Allí estaba, contra el muro de la iglesia, como todos los domingos.
–¿Trajiste lo que te pedí?
–Sí –contesté mientras entregaba lo comprado.
Observó el campanario, entrecerró los ojos y comenzó a contar como si estuviera rezando:
–Al sol lo inventaron los griegos. Usaron una moneda de oro que transportaron al universo mediante un largavista invertido. La ubicaron lejos de la Tierra para que nos calentara sin quemarnos… El río es una serpiente de agua. Se encula conmigo cuando tomo mucho vino. A veces se vuelve loca y achata el cuerpo para inundar todo bajo el puente. Cuando se tranquiliza aprovecho para secar las pilchas… Los perros se muerden la cola porque no los dejan subir a la calesita. Tienen mucha curiosidad, quieren saber cómo es la cosa. Deberían girar más grande para no marearse…
Impaciente, miró hacia los costados para asegurarse de que nadie más lo escuchaba.
–Antes la luna era de barro. Los aztecas la pintaron con plumas de águilas gigantes que humedecieron en los volcanes de plata de Indonesia. No voy revelar el lugar exacto. No pienso avivar giles… Cuando dejen de perseguir a los árabes aprenderemos magia. Va a ser difícil que los agarren: tienen caballos veloces y son buenos jinetes. Si yo pudiera hacer magia, haría salir más el sol en invierno… Dios existe: se oculta en los campanarios de la iglesia. A veces me cuenta cosas. El otro día le pregunté si tenía novia y se enojó conmigo. Ahora somos amigos.
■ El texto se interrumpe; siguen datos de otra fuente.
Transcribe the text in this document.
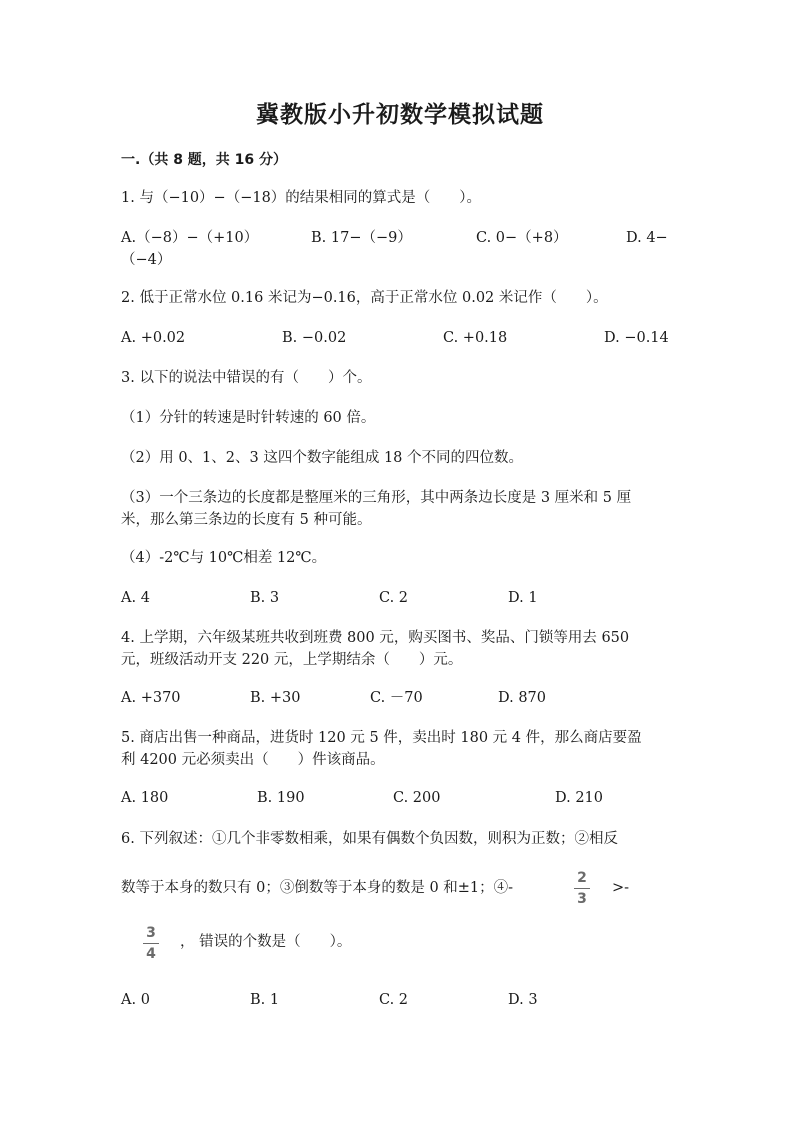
冀教版小升初数学模拟试题
一.（共 8 题，共 16 分）
1. 与（−10）−（−18）的结果相同的算式是（　　）。
A.（−8）−（+10）	B. 17−（−9）	C. 0−（+8）	D. 4−
（−4）
2. 低于正常水位 0.16 米记为−0.16，高于正常水位 0.02 米记作（　　）。
A. +0.02	B. −0.02	C. +0.18	D. −0.14
3. 以下的说法中错误的有（　　）个。
（1）分针的转速是时针转速的 60 倍。
（2）用 0、1、2、3 这四个数字能组成 18 个不同的四位数。
（3）一个三条边的长度都是整厘米的三角形，其中两条边长度是 3 厘米和 5 厘
米，那么第三条边的长度有 5 种可能。
（4）-2℃与 10℃相差 12℃。
A. 4	B. 3	C. 2	D. 1
4. 上学期，六年级某班共收到班费 800 元，购买图书、奖品、门锁等用去 650
元，班级活动开支 220 元，上学期结余（　　）元。
A. +370	B. +30	C. －70	D. 870
5. 商店出售一种商品，进货时 120 元 5 件，卖出时 180 元 4 件，那么商店要盈
利 4200 元必须卖出（　　）件该商品。
A. 180	B. 190	C. 200	D. 210
6. 下列叙述：①几个非零数相乘，如果有偶数个负因数，则积为正数；②相反
数等于本身的数只有 0；③倒数等于本身的数是 0 和±1；④-
2
3
>-
3
4
， 错误的个数是（　　）。
A. 0	B. 1	C. 2	D. 3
De repente me dio la espalda y abrió la bolsa con las compras para mirar lo que había en su interior. Fue agachándose contra el muro hasta ponerse en cuclillas. Tomó la tira de pan, le quitó la miga y la rellenó con fiambre.
–¿Entendés lo que te digo o hablo con la pared?
Con mordiscones feroces comenzó a desgarrar el pan, dejando entrever las hilachas de mortadela entre sus dientes renegridos. Finalmente abrió la gaseosa, hizo un buche y continuó:
–Tengo más secretos para contarte… En el kiosco del frente venden pastelitos –dijo con picardía.